François Fillon a présidé le 2 décembre une réunion interministérielle destinée à poser les jalons de l'évolution de la politique photovoltaïque française. La puissance cumulée du parc photovoltaïque installé en France était de 81 MW fin 2008 et sera d'environ 850 MW d'ici la fin de l'année, soit une multiplication par 10 en deux ans.
Cet essor du photovoltaïque, "nettement plus rapide que prévu, a cependant un coût pour la collectivité et pour le consommateur final d'électricité, car il repose sur un tarif de rachat de l'électricité très favorable aux producteurs", a relevé François Fillon. Fin 2009, le secteur photovoltaïque a en effet connu une flambée des demandes de raccordement au réseau, provoquée par la rumeur d'une baisse des tarifs d'achat mis en place en juillet 2006 et faisant craindre une augmentation significative du coût de la compensation accordée à EDF via le mécanisme de la contribution au service public de l'électricité (CSPE).
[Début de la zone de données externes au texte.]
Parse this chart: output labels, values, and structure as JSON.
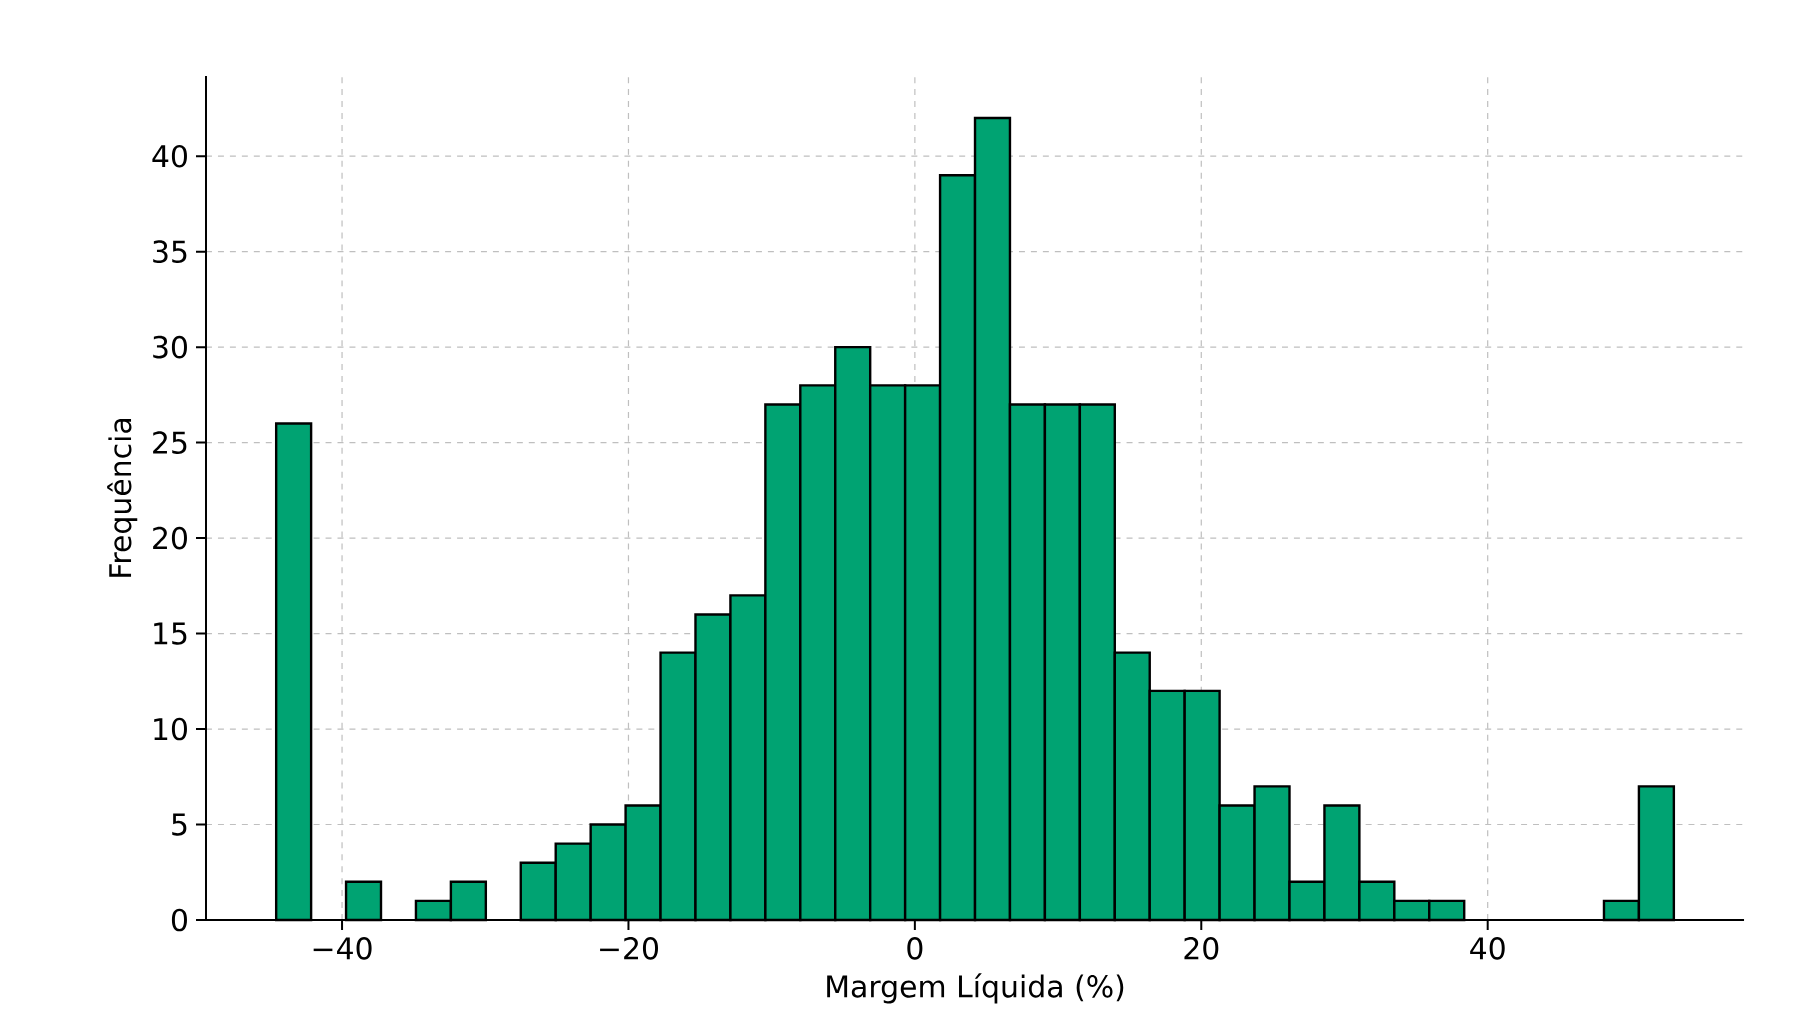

Afin d'éviter les effets d'aubaine et suite aux gains de productivité et à la baisse des coûts de fabrication, le gouvernement a procédé, par un arrêté du 12 janvier 2010, à une révision des tarifs d'achat (désormais abrogé et remplacé par l'arrêté du 31 août 2010). Aux yeux du gouvernement, le nombre de projets déposés à ce jour, qui représentent plus de 3.000 MW, justifie la définition d'un nouveau cadre juridique. Au terme de la concertation qui doit être engagée conjointement par la ministre de l'Ecologie, Nathalie Kosciusko-Morizet, et la ministre de l'Economie, Christine Lagarde, un nouveau cadre devra voir le jour d'ici mars 2011, afin de refléter l'équilibre entre, d'une part, le respect "des engagements forts et consensuels du Grenelle environnement en matière de diversification des sources d'énergie, notamment l'objectif de 500 MW de nouveaux projets par an" et, d'autre part, la maîtrise de l'évolution du prix de l'électricité. Cette prochaine étape laisse présager une nouvelle baisse des tarifs de rachat.
Dans l'immédiat, un projet de décret prévoit de suspendre de façon transitoire l'enregistrement de nouveaux projets. Pris en application de l'article 10 de la loi du 10 février 2000 relative à la modernisation et au développement du service public de l'électricité, qui prévoit la suspension partielle du dispositif d'obligation d'achat lorsque la trajectoire de développement ne correspond plus aux objectifs fixés dans la programmation pluriannuelle des investissements de production d'électricité, le projet de décret suspend pour une durée de quatre mois l'obligation prévue pour EDF et les autres acheteurs de conclure un contrat d'achat de l'électricité produite à partir d'installations photovoltaïques. A l'issue de cette période, les demandes en cours d'instruction à la date d'entrée en vigueur du décret devront faire l'objet d'un nouveau dépôt pour bénéficier d'un contrat d'obligation d'achat. Toutefois, ce dispositif n'a pas vocation à s'appliquer aux installations photovoltaïques à usage domestique, c'est-à-dire celles d'une puissance crête inférieure à 3 kW. En outre, en sont exclus les projets pour lesquels le producteur a versé au gestionnaire de réseau, avant le 2 décembre 2010, un premier acompte en vue de son raccordement audit réseau. Afin de prétendre à l'une ou l'autre de ces dérogations, une condition est cependant posée : l'installation devra être mise en service "dans un délai de 18 mois à compter de la date de versement au gestionnaire de réseau d'un premier acompte en vue de son raccordement audit réseau ou, lorsque ce premier acompte a été versé plus de 15 mois avant la date d'entrée en vigueur du présent décret, à la mise en service de l'installation dans les trois mois suivant cette date".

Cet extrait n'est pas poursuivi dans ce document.